If I need to find generating function of such a sum: $\sum_{k=0}^{n} (n-k) a_k$,
can I write $\sum_{k=0}^{n} (n-k) a_k = \sum_{n\ge 0} nx^n \cdot \sum_{n\ge 0} a_nx^n \cdot \frac{1}{1-x}$ and then multiply the closed forms of the two generating functions and $\frac{1}{1-x}$ and then use partial fraction expansion to turn it into a series? Would that be correct?
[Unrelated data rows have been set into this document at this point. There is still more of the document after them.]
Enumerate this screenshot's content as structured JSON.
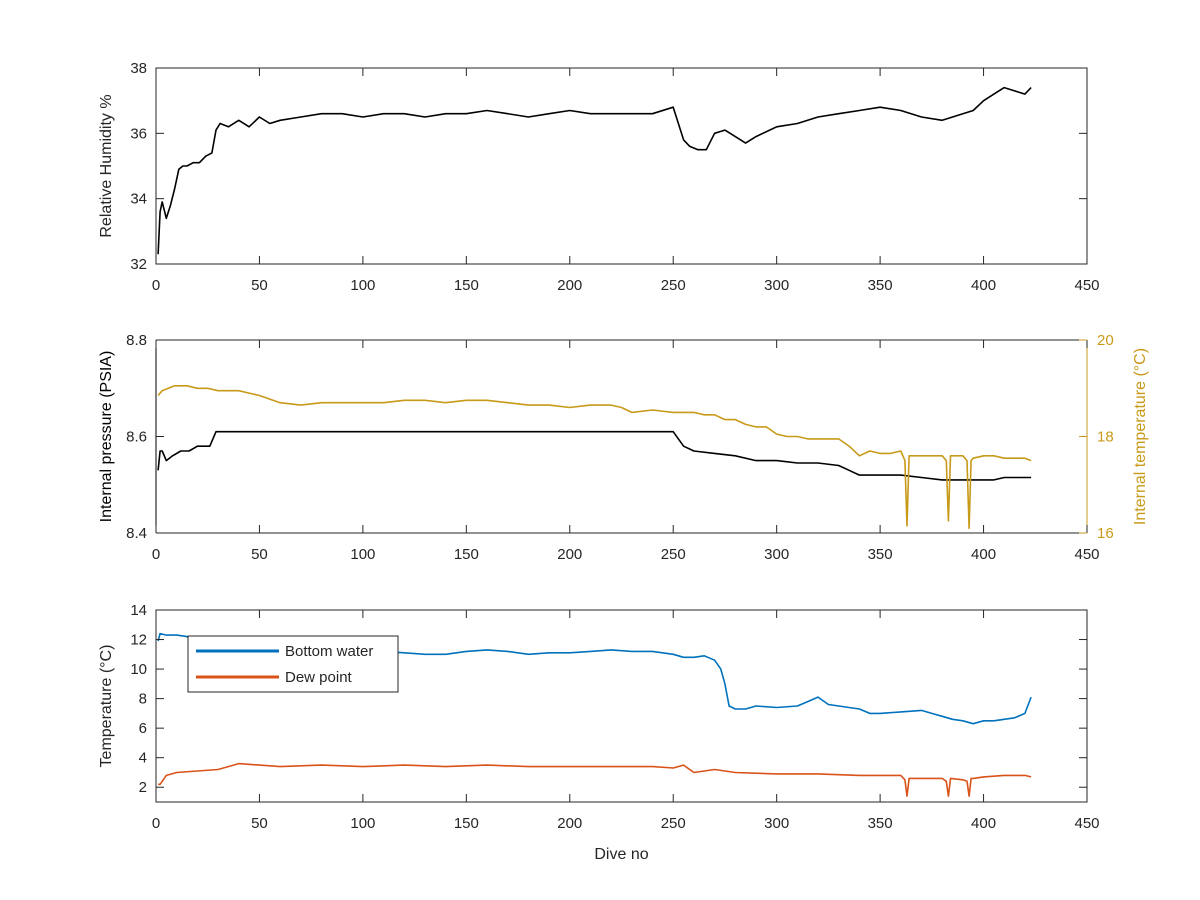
{
  "colors": {
    "black": "#000000",
    "internal_temperature": "#C89A19",
    "bottom_water": "#0072BD",
    "dew_point": "#D95319",
    "axis": "#262626"
  },
  "chart_data": [
    {
      "type": "line",
      "xlim": [
        0,
        450
      ],
      "ylim": [
        32,
        38
      ],
      "xticks": [
        "0",
        "50",
        "100",
        "150",
        "200",
        "250",
        "300",
        "350",
        "400",
        "450"
      ],
      "yticks": [
        "32",
        "34",
        "36",
        "38"
      ],
      "ylabel": "Relative Humidity %",
      "xlabel": "",
      "series": [
        {
          "color": "black",
          "x": [
            1,
            2,
            3,
            5,
            7,
            9,
            11,
            13,
            15,
            18,
            21,
            24,
            27,
            29,
            31,
            35,
            40,
            45,
            50,
            55,
            60,
            70,
            80,
            90,
            100,
            110,
            120,
            130,
            140,
            150,
            160,
            170,
            180,
            190,
            200,
            210,
            220,
            230,
            240,
            250,
            255,
            258,
            262,
            266,
            270,
            275,
            280,
            285,
            290,
            300,
            310,
            320,
            330,
            340,
            350,
            360,
            370,
            380,
            390,
            395,
            400,
            405,
            410,
            415,
            420,
            423
          ],
          "y": [
            32.3,
            33.6,
            33.9,
            33.4,
            33.8,
            34.3,
            34.9,
            35.0,
            35.0,
            35.1,
            35.1,
            35.3,
            35.4,
            36.1,
            36.3,
            36.2,
            36.4,
            36.2,
            36.5,
            36.3,
            36.4,
            36.5,
            36.6,
            36.6,
            36.5,
            36.6,
            36.6,
            36.5,
            36.6,
            36.6,
            36.7,
            36.6,
            36.5,
            36.6,
            36.7,
            36.6,
            36.6,
            36.6,
            36.6,
            36.8,
            35.8,
            35.6,
            35.5,
            35.5,
            36.0,
            36.1,
            35.9,
            35.7,
            35.9,
            36.2,
            36.3,
            36.5,
            36.6,
            36.7,
            36.8,
            36.7,
            36.5,
            36.4,
            36.6,
            36.7,
            37.0,
            37.2,
            37.4,
            37.3,
            37.2,
            37.4
          ]
        }
      ]
    },
    {
      "type": "line",
      "xlim": [
        0,
        450
      ],
      "ylim": [
        8.4,
        8.8
      ],
      "y2lim": [
        16,
        20
      ],
      "xticks": [
        "0",
        "50",
        "100",
        "150",
        "200",
        "250",
        "300",
        "350",
        "400",
        "450"
      ],
      "yticks": [
        "8.4",
        "8.6",
        "8.8"
      ],
      "y2ticks": [
        "16",
        "18",
        "20"
      ],
      "ylabel": "Internal pressure (PSIA)",
      "y2label": "Internal temperature (°C)",
      "xlabel": "",
      "series": [
        {
          "color": "black",
          "axis": "left",
          "x": [
            1,
            2,
            3,
            5,
            8,
            12,
            16,
            20,
            26,
            29,
            35,
            50,
            100,
            150,
            200,
            250,
            255,
            260,
            270,
            280,
            290,
            300,
            310,
            320,
            330,
            335,
            340,
            350,
            360,
            370,
            380,
            390,
            395,
            400,
            405,
            410,
            420,
            423
          ],
          "y": [
            8.53,
            8.57,
            8.57,
            8.55,
            8.56,
            8.57,
            8.57,
            8.58,
            8.58,
            8.61,
            8.61,
            8.61,
            8.61,
            8.61,
            8.61,
            8.61,
            8.58,
            8.57,
            8.565,
            8.56,
            8.55,
            8.55,
            8.545,
            8.545,
            8.54,
            8.53,
            8.52,
            8.52,
            8.52,
            8.515,
            8.51,
            8.51,
            8.51,
            8.51,
            8.51,
            8.515,
            8.515,
            8.515
          ]
        },
        {
          "color": "internal_temperature",
          "axis": "right",
          "x": [
            1,
            3,
            6,
            9,
            15,
            20,
            25,
            30,
            40,
            45,
            50,
            60,
            70,
            80,
            90,
            100,
            110,
            120,
            130,
            140,
            150,
            160,
            170,
            180,
            190,
            200,
            210,
            220,
            225,
            230,
            240,
            250,
            260,
            265,
            270,
            275,
            280,
            285,
            290,
            295,
            300,
            305,
            310,
            315,
            320,
            325,
            330,
            335,
            340,
            345,
            350,
            355,
            360,
            362,
            363,
            364,
            370,
            380,
            382,
            383,
            384,
            390,
            392,
            393,
            394,
            395,
            400,
            405,
            410,
            415,
            420,
            423
          ],
          "y": [
            18.85,
            18.95,
            19.0,
            19.05,
            19.05,
            19.0,
            19.0,
            18.95,
            18.95,
            18.9,
            18.85,
            18.7,
            18.65,
            18.7,
            18.7,
            18.7,
            18.7,
            18.75,
            18.75,
            18.7,
            18.75,
            18.75,
            18.7,
            18.65,
            18.65,
            18.6,
            18.65,
            18.65,
            18.6,
            18.5,
            18.55,
            18.5,
            18.5,
            18.45,
            18.45,
            18.35,
            18.35,
            18.25,
            18.2,
            18.2,
            18.05,
            18.0,
            18.0,
            17.95,
            17.95,
            17.95,
            17.95,
            17.8,
            17.6,
            17.7,
            17.65,
            17.65,
            17.7,
            17.5,
            16.15,
            17.6,
            17.6,
            17.6,
            17.5,
            16.25,
            17.6,
            17.6,
            17.5,
            16.1,
            17.5,
            17.55,
            17.6,
            17.6,
            17.55,
            17.55,
            17.55,
            17.5
          ]
        }
      ]
    },
    {
      "type": "line",
      "xlim": [
        0,
        450
      ],
      "ylim": [
        1,
        14
      ],
      "xticks": [
        "0",
        "50",
        "100",
        "150",
        "200",
        "250",
        "300",
        "350",
        "400",
        "450"
      ],
      "yticks": [
        "2",
        "4",
        "6",
        "8",
        "10",
        "12",
        "14"
      ],
      "ylabel": "Temperature (°C)",
      "xlabel": "Dive no",
      "legend": "top-left",
      "series": [
        {
          "name": "Bottom water",
          "color": "bottom_water",
          "x": [
            1,
            2,
            5,
            10,
            15,
            20,
            30,
            40,
            50,
            60,
            70,
            80,
            90,
            100,
            110,
            120,
            130,
            140,
            150,
            160,
            170,
            180,
            190,
            200,
            210,
            220,
            230,
            240,
            250,
            255,
            260,
            265,
            270,
            273,
            275,
            277,
            280,
            285,
            290,
            300,
            310,
            315,
            320,
            325,
            330,
            340,
            345,
            350,
            360,
            370,
            375,
            380,
            385,
            390,
            395,
            400,
            405,
            410,
            415,
            420,
            423
          ],
          "y": [
            11.9,
            12.4,
            12.3,
            12.3,
            12.2,
            11.6,
            11.3,
            11.2,
            11.2,
            11.1,
            11.3,
            11.3,
            11.2,
            11.2,
            11.2,
            11.1,
            11.0,
            11.0,
            11.2,
            11.3,
            11.2,
            11.0,
            11.1,
            11.1,
            11.2,
            11.3,
            11.2,
            11.2,
            11.0,
            10.8,
            10.8,
            10.9,
            10.6,
            10.0,
            9.0,
            7.5,
            7.3,
            7.3,
            7.5,
            7.4,
            7.5,
            7.8,
            8.1,
            7.6,
            7.5,
            7.3,
            7.0,
            7.0,
            7.1,
            7.2,
            7.0,
            6.8,
            6.6,
            6.5,
            6.3,
            6.5,
            6.5,
            6.6,
            6.7,
            7.0,
            8.1
          ]
        },
        {
          "name": "Dew point",
          "color": "dew_point",
          "x": [
            1,
            2,
            5,
            10,
            20,
            30,
            40,
            50,
            60,
            80,
            100,
            120,
            140,
            160,
            180,
            200,
            220,
            240,
            250,
            255,
            260,
            270,
            280,
            300,
            320,
            340,
            350,
            360,
            362,
            363,
            364,
            370,
            380,
            382,
            383,
            384,
            390,
            392,
            393,
            394,
            395,
            400,
            410,
            420,
            423
          ],
          "y": [
            2.2,
            2.2,
            2.8,
            3.0,
            3.1,
            3.2,
            3.6,
            3.5,
            3.4,
            3.5,
            3.4,
            3.5,
            3.4,
            3.5,
            3.4,
            3.4,
            3.4,
            3.4,
            3.3,
            3.5,
            3.0,
            3.2,
            3.0,
            2.9,
            2.9,
            2.8,
            2.8,
            2.8,
            2.5,
            1.4,
            2.6,
            2.6,
            2.6,
            2.4,
            1.4,
            2.6,
            2.5,
            2.4,
            1.4,
            2.6,
            2.6,
            2.7,
            2.8,
            2.8,
            2.7
          ]
        }
      ]
    }
  ]
}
You’re thinking in the right direction, but the details are a bit off. It makes no sense to write $$\sum_{k=0}^{n} (n-k) a_k = \sum_{n\ge 0} nx^n \cdot \sum_{n\ge 0} a_nx^n \cdot \frac{1}{1-x}\;:$$ the lefthand side is a constant, and the righthand side is a non-constant function of $x$. What is true is that
$$\left(\sum_{n\ge 0}nx^n\right)\left(\sum_{n\ge 0}a_nx^n\right)=\sum_{n\ge 0}\left(\sum_{k=0}^n(n-k)a_k\right)x^n\;.$$
We know that $$\frac{x}{(1-x)^2}=\sum_{n\ge 0}nx^n\;,$$ so if $g$ is the generating function for $\langle a_n:n\in\Bbb N\rangle$, then $\sum_{k=0}^n(n-k)a_k$ is the coefficient of $x^n$ in the power series expansion of
$$\frac{xg(x)}{(1-x)^2}\;.\tag{1}$$
If $g(x)$ is a rational function, you can in principle expand $(1)$ into partial fractions, expand in power series, and combine to get the desired coefficient.